Bayern’in kazandığı hafta Dortmund da puan kaybeder adeti Dahoud’un sansasyonel golü ile son buldu ve puan farkı 6’ya indi. Glasner’in ekibi maça iyi başlayıp genelinde daha koordine gözüküyordu. İlk yarı onlar adına her şey iyi gitse de 2. yarı momentum değişti. İlginçtir, Haaland’a her fırsatta oldukça iyi kapattılar ve son 2 golde Haaland’ın kaleye çektiği şuttan seken top Dortmund’a başka bir pozisyon fırsatı verdi onları da gole çevirdiler. Dortmund 101 savunma hataları yine vardı ki stoperde Emre Can görev aldı. Defans oyuncusuna belli ki ihtiyaç duyuluyor ama bununla alakalı net bir transfer haberi yok. Gelecek sezon Haaland’ın gitmesi çok muhtemel ve bu kış o bölgeye harcanacak para zaten kat be kat çıkacak. Onun bu muhtemel son sezonunda iyi bir stoper takviyesiyle Bayern ile fark 6’ya düşmüşken taraftarlarına tekrar umut verebilir. Glasner ise bu sonuca rağmen takıma istediği oyunu nihayet oynatıyor. Borre’den de sonuç almaya başladı ve ilk başlarda sonuç üretmeyen Borre-Lindström-Kamada üçlüsünün arkasında durarak buraya kadar geldi ki ben de Borre konusunda skeptiktim.

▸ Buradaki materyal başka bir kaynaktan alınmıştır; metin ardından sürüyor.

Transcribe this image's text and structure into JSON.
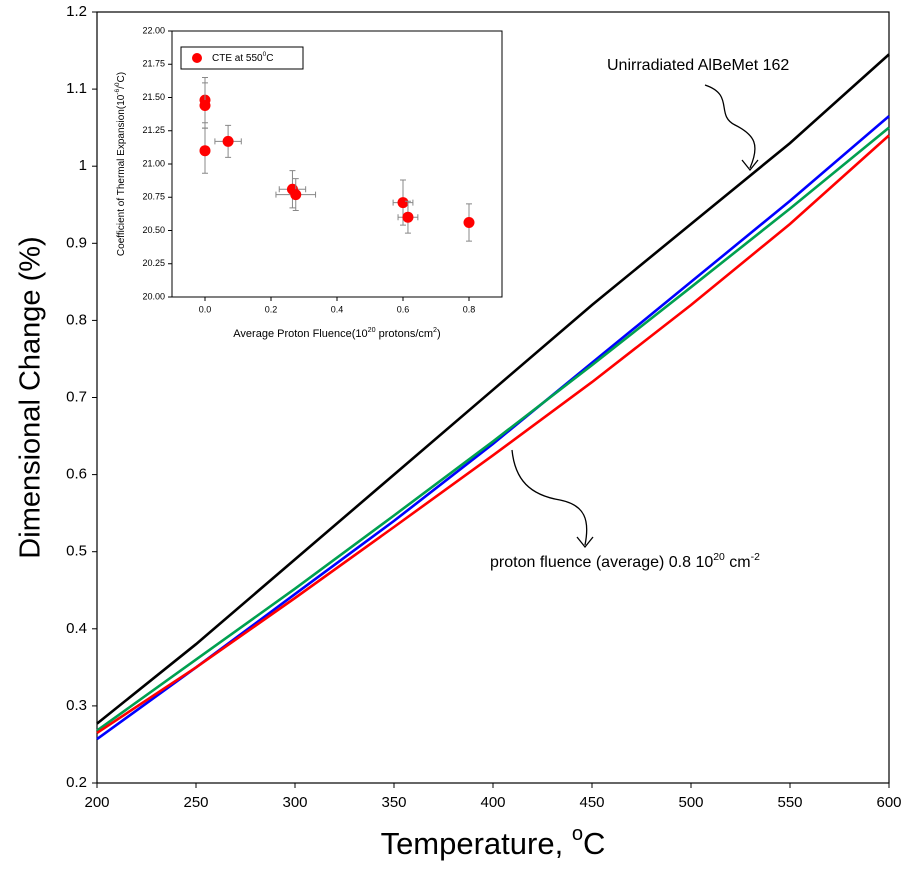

Henüz Tayfun Korkut düşüş trendine girmeden Niko Kovac ismi Freddy Bobic ile olan arkadaşlığı sebebiyle Hertha için devre arasında konuşulmaya başlandı ve Tayfun Korkut da bunların üzerine lige kendi evinde mağlubiyetle başladı. Maça esasen iyi başlayan taraf Hertha Berlin olsa da son vuruşlardaki kalite eksikliği skor bulmalarına engel oldu. Köln yine kanat ortaları ve Modeste ile ilk yarıda öne geçti. Daha önce de belirttiğim gibi bu kanat ortaları Gisdol dönemine göre çok daha amaca ve adrese yönelik ve daha etkili. İkinci yarı Köln skorun da rahatlığıyla daha ataktı ama yediği 3 gole rağmen Schwollow bolca da kurtarış yaptı. Darida’nın golü Hertha’ya umut verse de kurdukları baskı sonrası beraberlik golü çıkmadı ve son dakikalara doğru ilerlerken kontrada genç Thielmann perdeyi kapattı. Geçen sene hemen hemen aynı oyuncu grubu zar zor ligde kalırken Stefan Baumgart şapkadan tavşan çıkararak takımını 6. sıraya taşıdı. Devre arasında da önemli defans oyuncularından Czichos Chicago Fire’a gitti ama takım dolu dizgin ilerlemeye devam ediyor. Hertha ise hala Dardai’den döneminden hücum anlamında daha iyi ama Tayfun Korkut’un ligde pek kredisi olmadığı için arka arkaya gelecek birkaç puan kaybı koltuğuna mal olabilir. Ama yine de Dardai ile kıyaslayınca 5 maçta topladığı 7 puan hiç fena sayılmaz.
Kapanışı sosyal medya jargonuyla helali harama çeviren Kohfeldt yaptı. Oynatmaya çalıştığı ara paslara dayanan hücum oyunu bu maçta da sonuç vermedi ve lige yeni çıkan Thomas Reis’ın ekibi kazanan taraf oldu. Kadrosunda Baku, Waldschmidt, Lukebakio ve geçen sezon gol ve asistleriyle dikkat çeken Weghorst olan takım bu maçı 0,52 gol beklentisi ile kapattı. Pas hataları, savunma arkasına kaçırılan toplarda da defansın da tanınmaz hale geldiğini gördük. Dolayısıyla Kohfeldt bu haftayı da çıkarır mı merak konusu çünkü takım giderek Bremen’i hatırlatmaya başlıyor ki kadro kalitesi fersah fersah ileride. Reis’ın ekibi de çalışkandı ve bu yadsınamaz ama Wolfsburg kadro kalitesi ile geçen sezon bir ara Bayern’e dahi yaklaşmıştı. Dolayısıyla şu anki sonuç absürt. Kohfeldt göreve geldiği ilk 3 maç ve Paderborn ile oynadıkları hazırlık maçı harici maç kazanamadı. 10 resmi maçtır galibiyet yok ve eğer Urs Fischer veya Christian Streich değilseniz 10 maç kazanamayarak o koltukta oturmanız zor.